I'm trying to pass MAX_OPEN_FILES parameter to JVM.
Actually, I am trying to increase fd on mac os x. I made it with launchctl command but the default behavior is to set the limit value by JVM, which is 10240. Therefore, I need pass MaxFDLimit parameter jvm when Elasticsearch starting.
Doesn't the JVM by default use the process's fd limit (OPEN_MAX), indicating that you're not upping that limit correctly? Now, if you do need to pass -XX:-MaxFDLimit I don't see why setting MAX_OPEN_FILES would help. Wouldn't you actually want to append -XX:-MaxFDLimit to ES_JAVA_OPTS? Seemingly relevant: http://stackoverflow.com/a/23530494/414355
After the above step and restarted Elasticsearch, I'm getting the following response from Elasticsearch when I uses this command: curl -XGET 'localhost:9200/_nodes/process?pretty'
It's hard to believe that adding it to ES_JAVA_OPTS or mimicking what you did in the shell (i.e. passing it directly to bin/elasticsearch) doesn't work. If that indeed is the case, inspecting the actual, full, command line in both cases should provide clues.

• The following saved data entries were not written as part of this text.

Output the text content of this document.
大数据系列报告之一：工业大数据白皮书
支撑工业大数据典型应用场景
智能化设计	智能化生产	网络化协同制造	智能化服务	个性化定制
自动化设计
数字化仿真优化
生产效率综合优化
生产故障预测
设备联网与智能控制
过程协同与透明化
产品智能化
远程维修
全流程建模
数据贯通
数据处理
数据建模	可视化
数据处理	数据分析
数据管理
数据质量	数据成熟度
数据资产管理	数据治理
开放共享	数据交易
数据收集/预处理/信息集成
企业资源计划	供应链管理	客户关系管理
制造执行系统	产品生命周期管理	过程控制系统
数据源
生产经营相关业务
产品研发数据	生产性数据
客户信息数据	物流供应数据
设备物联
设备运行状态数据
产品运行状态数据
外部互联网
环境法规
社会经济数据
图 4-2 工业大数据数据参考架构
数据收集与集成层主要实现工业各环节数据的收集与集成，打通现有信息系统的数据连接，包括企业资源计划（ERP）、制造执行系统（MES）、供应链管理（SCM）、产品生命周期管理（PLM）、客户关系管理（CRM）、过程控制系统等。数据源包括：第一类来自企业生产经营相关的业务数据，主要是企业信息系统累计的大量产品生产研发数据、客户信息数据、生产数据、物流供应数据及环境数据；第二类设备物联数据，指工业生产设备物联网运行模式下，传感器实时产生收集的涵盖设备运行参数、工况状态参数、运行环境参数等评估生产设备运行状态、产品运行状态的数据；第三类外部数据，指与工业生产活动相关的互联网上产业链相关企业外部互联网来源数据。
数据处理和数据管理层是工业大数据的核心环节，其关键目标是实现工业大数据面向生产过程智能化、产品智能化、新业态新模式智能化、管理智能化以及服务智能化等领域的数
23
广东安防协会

The -XX:-MaxFDLimit flag for JVM is not doing anything useful. It was meant for old Solaris 8 OS, where the kernel allocates only 256 file descriptors per process by default.
You should be aware that this flag will be removed in future JDK releases.
This flag is not needed any more. In Linux, you have to adjust the kernel settings in /etc/security/limits.conf but the default settings for file descriptors is already increased to 10240 in current distributions, which is more than you will need for Elasticsearch.